Sur les demandes accessoires :
Madame [N] [K] et Monsieur [T] [K], qui succombent, supporteront les entiers dépens.
L’équité commande par contre de laisser à la charge du bailleur les frais irrépétibles non compris dans les dépens et la demande présentée au titre de l’article 700 du code de procédure civile sera donc rejetée.

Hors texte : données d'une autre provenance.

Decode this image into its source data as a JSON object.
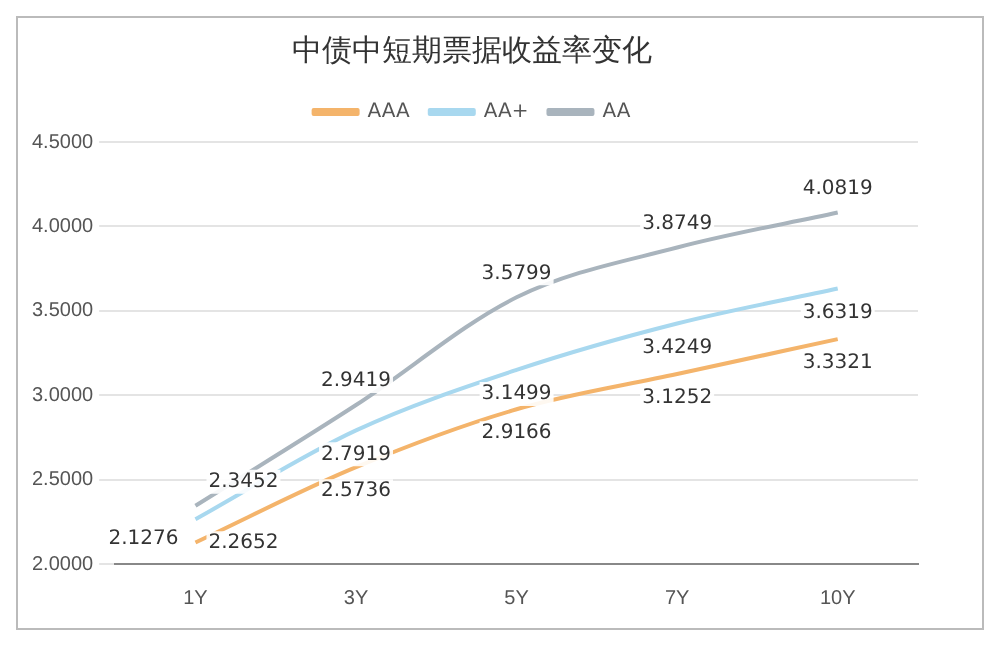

L’article 514 du code de procédure civile dispose désormais que : « les décisions de première instance sont de droit exécutoires à titre provisoire à moins que la loi ou la décision rendue n’en dispose autrement ».
PAR CES MOTIFS
Le juge des contentieux de la protection, statuant après débats publics, par jugement Réputé contradictoire et en premier ressort ;
Déclare l’action de S.A. VILOGIA recevable ;
Condamne solidairement Madame [N] [K] et Monsieur [T] [K] à payer en deniers ou quittances valables à S.A. VILOGIA, la somme de 10383,70 euros au titre de l’arriéré locatif arrêté au 30 septembre 2025, avec intérêts au taux légal à compter du présent jugement ;
Autorise Madame [N] [K] à payer sa dette, en principal par 24 mensualités de 100 euros ;
Dit que ces mensualités devront être payées le 15 de chaque mois et pour la première fois le 15 du mois suivant la signification de la présente décision et que la dernière mensualité sera majorée du solde de la dette ;
Rappelle que les mensualités sont payables en plus du loyer courant ;
MAIS à défaut du paiement d’une mensualité à son échéance ou d’un terme de loyer et de charges en cours et après une mise en demeure, adressée par lettre recommandée avec avis de réception, demeurée infructueuse pendant 15 jours :
— dit que la totalité de la dette redeviendra immédiatement exigible,
— prononce pour non paiement des loyers et charges et aux torts de Madame [K] [N] et Monsieur [K] [T] la résiliation du bail du 16 novembre 2023 liant les parties et relatif à l’immeuble à usage d’habitation situé à [Adresse 6],
— ordonne l’expulsion de Madame [K] [N] et Monsieur [K] [T] et de tous occupants de leur chef, les lieux sus-désignés, si besoin est avec le concours de la force publique, à l’expiration d’un délai de deux mois suivant la délivrance d’un commandement d’avoir à quitter les lieux,
— condamne solidairement en tant que de besoin Madame [K] [N] et Monsieur [K] [T] à payer à la S.A VILOGIA à compter du 1er octobre 2025 jusqu’à la libération effective des lieux un indemnité d’occupation mensuelle égale au montant du loyer courant augmenté des provisions sur charges, soit la somme mensuelle de 754,31 euros,
— dit que la part correspondant aux charges dans ces indemnités mensuelles d’occupation pourra être réajustée au cas où les charges de l’année dépasseraient la provision ;
Rejette la demande formée par le bailleur au titre de l’article 700 du code de procédure civile ;
Condamne in solidum Madame [N] [K] et Monsieur [T] [K] aux dépens ;
Rappelle que le présent jugement est de droit exécutoire à titre provisoire ;
Rejette toute autre demande.
Ainsi jugé et prononcé le 04 Décembre 2025 par mise à disposition au greffe.